As bishop of Chimkent and Turkestan, he's also a permanent member of the Holy Synod of the Russian Orthodox Church.

== Early life and education ==
Chrysanthus was born Sergey Konoplyov on 16 April 1962 in Alma-Ata to a family of workers. In 1979, he finished the 63rd middle school of Alma-Ata.

From 1979 to 1984, he studied at the Tchaikovsky Alma-Ata Musical School and worked with the Alma-Ata United Musical Ensemble from 1984 to 1996. He was baptised at the St. Nicholas Cathedral in 1989. He worked as a guard and reader at the Cathedral from 1993 to 1996.

Chrysanthus attended the Almaty Bishopric Theological Academy from 1995 to 1997. On 22 May 1996, Archbishop Alexy ordained him a deacon at the St. Nicholas Cathedral. He was later ordained an ierey at the Ascension Cathedral, Almaty on 4 January 1998.

From 2001 to 2011, he studied at the Moscow Theological Academy.

== Episcopal ministry ==
From 3 June 1996 to 20 January 1998, Chrysanthus served as cleric at the St. Nicholas Cathedral, Almaty. After this, he was appointed the priest-in-charge of the Saint Adrian and Nathalie Temple of Otegen Batyr, Almaty Region.

After his studies in Moscow, on 25 March 2003, he was reappointed to Otegen Batyr, as the dean of the 3rd Church of the Alma-Ata Okrug. In 2009, he led the construction of a church on the grounds of Correctional Institution LA 155/8 in the settlement of Zarechnoye, Almaty Region. The construction was completed in 2010. In 2012, the church was dismantled by order of the institution's administration due to new legislation. On 26 October 2011, he was appointed responsible for the spiritual care of inmates in correctional institutions in Almaty and the Almaty Region.

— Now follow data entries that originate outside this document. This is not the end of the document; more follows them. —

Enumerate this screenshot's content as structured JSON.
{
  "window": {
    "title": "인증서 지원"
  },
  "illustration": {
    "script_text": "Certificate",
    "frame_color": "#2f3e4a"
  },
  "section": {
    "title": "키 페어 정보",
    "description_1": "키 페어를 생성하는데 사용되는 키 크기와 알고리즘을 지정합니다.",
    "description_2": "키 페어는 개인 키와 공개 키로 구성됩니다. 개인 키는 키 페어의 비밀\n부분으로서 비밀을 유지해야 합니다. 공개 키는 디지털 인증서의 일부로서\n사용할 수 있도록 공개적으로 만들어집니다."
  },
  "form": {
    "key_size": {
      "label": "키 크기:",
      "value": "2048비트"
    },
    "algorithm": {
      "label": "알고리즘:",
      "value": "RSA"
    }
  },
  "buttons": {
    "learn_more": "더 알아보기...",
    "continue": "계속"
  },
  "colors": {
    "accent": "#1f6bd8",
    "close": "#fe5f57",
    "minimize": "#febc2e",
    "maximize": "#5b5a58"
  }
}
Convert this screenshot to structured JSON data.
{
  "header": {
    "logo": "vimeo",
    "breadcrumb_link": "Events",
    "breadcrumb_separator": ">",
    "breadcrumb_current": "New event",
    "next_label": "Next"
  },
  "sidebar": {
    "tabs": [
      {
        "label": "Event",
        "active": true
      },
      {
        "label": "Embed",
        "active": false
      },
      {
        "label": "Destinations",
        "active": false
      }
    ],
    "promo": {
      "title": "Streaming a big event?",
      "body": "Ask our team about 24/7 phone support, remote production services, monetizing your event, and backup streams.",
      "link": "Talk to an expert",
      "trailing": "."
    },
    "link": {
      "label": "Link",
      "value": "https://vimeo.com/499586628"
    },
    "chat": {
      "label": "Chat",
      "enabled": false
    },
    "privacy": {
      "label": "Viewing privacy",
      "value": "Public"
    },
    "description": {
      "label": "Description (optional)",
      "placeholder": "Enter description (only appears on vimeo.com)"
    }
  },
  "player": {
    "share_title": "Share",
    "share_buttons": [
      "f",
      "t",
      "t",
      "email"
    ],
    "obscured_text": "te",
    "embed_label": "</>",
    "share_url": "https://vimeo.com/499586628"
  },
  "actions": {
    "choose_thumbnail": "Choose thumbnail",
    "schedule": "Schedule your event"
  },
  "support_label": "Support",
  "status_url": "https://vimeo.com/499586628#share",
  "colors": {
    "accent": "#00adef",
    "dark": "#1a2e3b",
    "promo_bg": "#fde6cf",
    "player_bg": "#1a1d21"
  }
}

On 1 August 2012, he was appointed lecturer at the Alma-Ata Theological Seminary, teaching the course "Practical Guide for Pastors". In 2016, he became head of the Department of Church-Practical Disciplines, and on 1 August 2017, he was appointed lecturer in "Homiletics".

On 12 December 2015, he was appointed a member of the Diocesan Council of the Astana Diocese. Since 23 August 2017, he has additionally served as Chairman of the Synodal Commission for Prison Ministry of the Kazakhstan Metropolitan District.

On 1 April 2021, he was tonsured a monk by Metropolitan Alexander, receiving the name Chrysanth in honor of Martyr Chrysanthus of Rome. By decree of Metropolitan Alexander dated 1 November 2021, he was appointed Deputy Head of the Kazakhstan Metropolitan District in the Chimkent Diocese.

By decision of the Holy Synod of 13 October 2022, he was elected Bishop of Chimkent and Turkestan after the death of his predecessor Eleutherius Kozorez. On 22 October 2022, during the Divine Liturgy at the Ascension Cathedral, Almaty, Metropolitan Alexander elevated him to the rank of archimandrite.

He was designated a bishop on 5 November 2022, in the Throne Hall of the Cathedral of Christ the Saviour in Moscow. He was consecrated on December 2 during the Divine Liturgy at the Cathedral.